Eine zentrale Herausforderung dabei: Investoren benötigen das Wissen, die operative Power und die richtigen Instrumente und KPIs, um Start-ups und Portfoliounternehmen effektiv zu unterstützen und die verschiedenen ESG-Dimensionen präzise zu messen. Investoren sind gut darin, Unternehmen anhand traditioneller Kriterien wie des Marktumfelds, des Produkts und der Deal-Konditionen zu bewerten. In Zukunft müssen sie jedoch entsprechende Fähigkeiten und Wissen rund um die ESG-Kri­terien aufbauen und ihre Screening-Kapazitäten wie auch Bewertungsmodelle weiterentwickeln, da dies den vollen Lebenszyklus eines Investments begleiten und beeinflussen wird. Ein weiterer Punkt ist die Beurteilung der ESG-Performance eines Portfoliounternehmens, sowohl unter dem Gesichtspunkt der Risikominderung als auch der Wertschöpfung – denn die ESG-Performance zu analysieren hilft, Wachstumschancen und Werttrei­ber, zum Beispiel im Produktportfolio oder in den Produk­tionsverfahren des Zielunternehmens, zu erkennen und erfolgreich zu realisieren.

Die richtigen Fragen stellen und mit EY Antworten finden, um Teil der Lösung zu sein

Daher sollten sich Venture Capital-Investoren bei ihren Inves­titionsentscheidungen insbesondere von den folgenden Fragen leiten lassen: Inwieweit trägt das Geschäftsmodell des Unternehmens zur Lösung eines wesentlichen ESG-Problems oder Klimaziels in seiner Branche bei? Inwieweit ist die Lösung des Start-ups in der Lage, schnell und profitabel zu wachsen und gleichzeitig eine positive gesellschaftliche und/oder ökologische Veränderung zu bewirken? Und wie nachhaltig sind die Wachstumsaussichten angesichts relevanter Trends wie der Energiewende, der Elektromobilität oder der ­Kreislaufwirtschaft? EY hat einen Ansatz entwickelt, der Investoren ermöglicht, ­sowohl die Chancen als auch die Risiken im Bereich ESG zu bewerten – und zwar während des gesamten Investitionszyklus. Damit wird ein aktueller Paradigmenwechsel antizipiert: weg von der Bewertung anhand von Finanz-KPIs und den „üblichen“ Due Diligence-Parametern, hin zu einer ganzheitlichen Analyse, die auch die Performance in den verschiedenen ESG-Dimensionen umfasst. ESG ist keine Modeerscheinung oder ein spezieller Investmentansatz, sondern ein fundamentaler Aspekt, der ­großen Einfluss auf die Werthaltigkeit und das Wachstumspotenzial ­eines Unternehmens hat.

Fazit

Die Integration von ESG-Kriterien sollte aber auch abgesehen von der Bedeutung für rentable Investitionsentscheidungen voran­getrieben werden. Um den Weg in eine nachhaltige Zukunft zu sichern, reicht es nicht, wenn etablierte Unternehmen sich transformieren – junge, aufstrebende Unternehmen müssen Teil der Lösung sein und darum ab dem Tag der Gründung den Aspekt der Nachhaltigkeit mitdenken.

Über die Autorinnen:
Helena Hausen ist Senior Manager Strategy & Transactions mit Fokus auf den Private Equity-Sektor bei EY-Parthenon. Sie ist seit 2008 bei EY beschäftigt. Ihr Schwerpunkt liegt auf den Be­reichen ESG und Nachhaltigkeit. Sie hat umfangreiche Erfahrung im PMO von verschiedenen Carve-out- und Integrationsprojekten sowie Working Capital und Prozessoptimierungsprogrammen.
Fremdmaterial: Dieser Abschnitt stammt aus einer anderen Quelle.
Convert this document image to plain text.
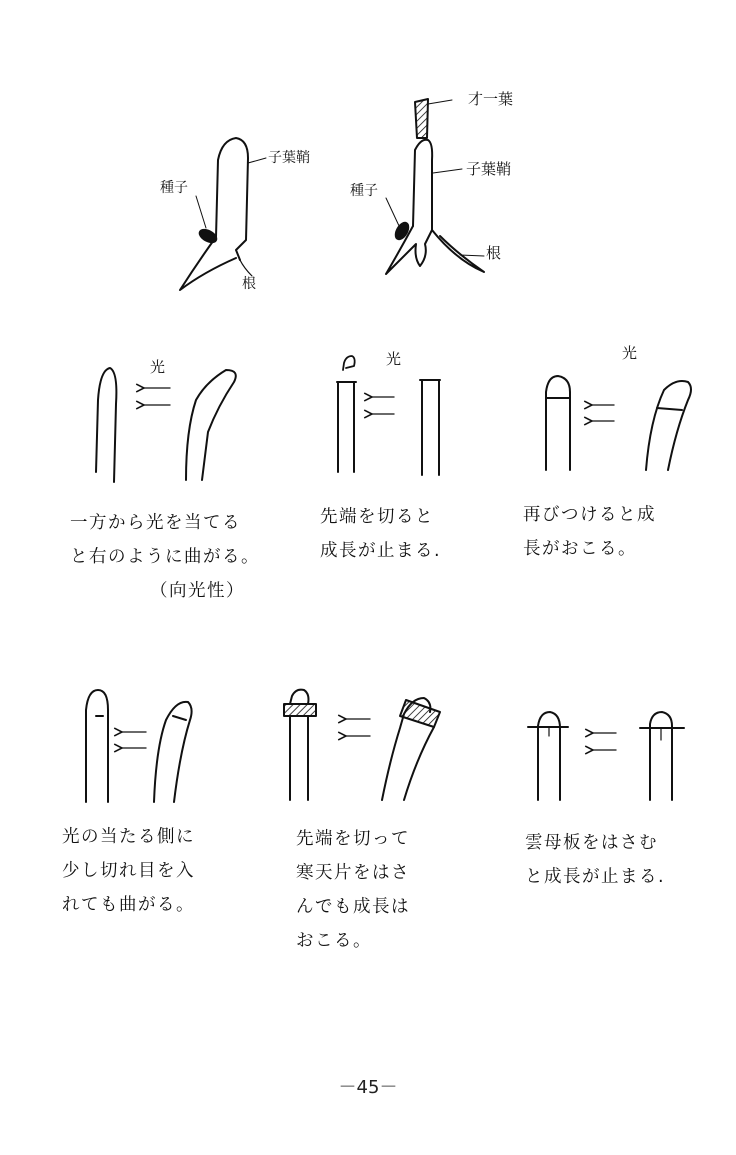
子葉鞘
種子
根
才一葉
子葉鞘
種子
根
光	光	光
一方から光を当てる
と右のように曲がる。
（向光性）
先端を切ると
成長が止まる.
再びつけると成
長がおこる。
光の当たる側に
少し切れ目を入
れても曲がる。
先端を切って
寒天片をはさ
んでも成長は
おこる。
雲母板をはさむ
と成長が止まる.
－45－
Sandra Krusch ist EY Private Equity Leader für die Region Europe West. Sie ist seit über 20 Jahren bei EY und hat eine Vielzahl von Due Diligence-Projekten auf Käufer- wie Verkäuferseite für nationale und multinationale Private Equity-Mandanten begleitet. Insbesondere kon­zentriert sie sich auf Cross Border-Trans­aktionen.